What does your binary store configuration look like ? (you need to configure a binary store - see Binary values - ModeShape 3 - Project Documentation Editor). How are you uploading binary data (PDFs) and searching it ?
I edited my original post to show my entire configuration file that shows how the binary storage is configured. I have no trouble saving and retrieving binaries from the repository. I just can't seem to get it to parse the PDF documents. All node data is searchable, just not the binary content itself.
Below is my code that saves a binary file.
Node file = folder.addNode(docName, "dms:file");
Node contentNode = file.addNode("jcr:content", "nt:resource");
Binary binary = session.getValueFactory().createBinary(inputStream);
You can try setting the log level to DEBUG for org.modeshape.extractor and see if any text is actually extracted via Tika (if it is, it will show up in the logging)

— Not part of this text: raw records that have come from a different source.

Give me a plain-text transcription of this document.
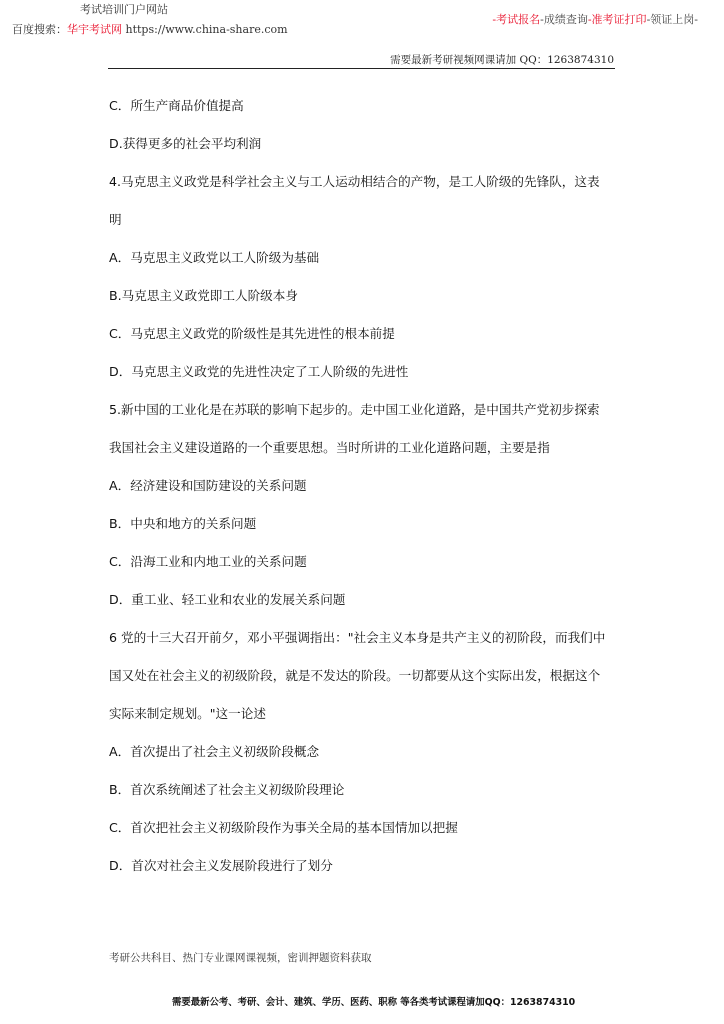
考试培训门户网站
百度搜索：华宇考试网 https://www.china-share.com
-考试报名-成绩查询-准考证打印-领证上岗-
需要最新考研视频网课请加 QQ：1263874310
C．所生产商品价值提高
D.获得更多的社会平均利润
4.马克思主义政党是科学社会主义与工人运动相结合的产物，是工人阶级的先锋队，这表
明
A．马克思主义政党以工人阶级为基础
B.马克思主义政党即工人阶级本身
C．马克思主义政党的阶级性是其先进性的根本前提
D．马克思主义政党的先进性决定了工人阶级的先进性
5.新中国的工业化是在苏联的影响下起步的。走中国工业化道路，是中国共产党初步探索
我国社会主义建设道路的一个重要思想。当时所讲的工业化道路问题，主要是指
A．经济建设和国防建设的关系问题
B．中央和地方的关系问题
C．沿海工业和内地工业的关系问题
D．重工业、轻工业和农业的发展关系问题
6 党的十三大召开前夕，邓小平强调指出："社会主义本身是共产主义的初阶段，而我们中
国又处在社会主义的初级阶段，就是不发达的阶段。一切都要从这个实际出发，根据这个
实际来制定规划。"这一论述
A．首次提出了社会主义初级阶段概念
B．首次系统阐述了社会主义初级阶段理论
C．首次把社会主义初级阶段作为事关全局的基本国情加以把握
D．首次对社会主义发展阶段进行了划分
考研公共科目、热门专业课网课视频，密训押题资料获取
需要最新公考、考研、会计、建筑、学历、医药、职称 等各类考试课程请加QQ：1263874310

Also, make sure org.apache.pdfbox:pdfbox:jar:1.7.1 (a transitive dependency of Tika's is in your classpath).
Other than that, the only thing I can think of is debugging the actual text-extraction code which is here: modeshape/extractors/modeshape-extractor-tika/src/main/java/org/modeshape/extractor/tika/TikaTextExtractor.java at 3.x ·…
The problem is that I am getting this exception:
Parsing exception while extracting text: Your document contained more than 100000 characters, and so your requested limit has been reached. To receive the full text of the document, increase your limit.
How do I increase the limit? I would like there to be no limit on document size.
Tika's default behavior is to limit text extraction to 100k characters. There is a "writeLimit" attribute you can try to configure:
"name": "Tika content-based extractor",
but I don't know if Tika will work past 100k chars.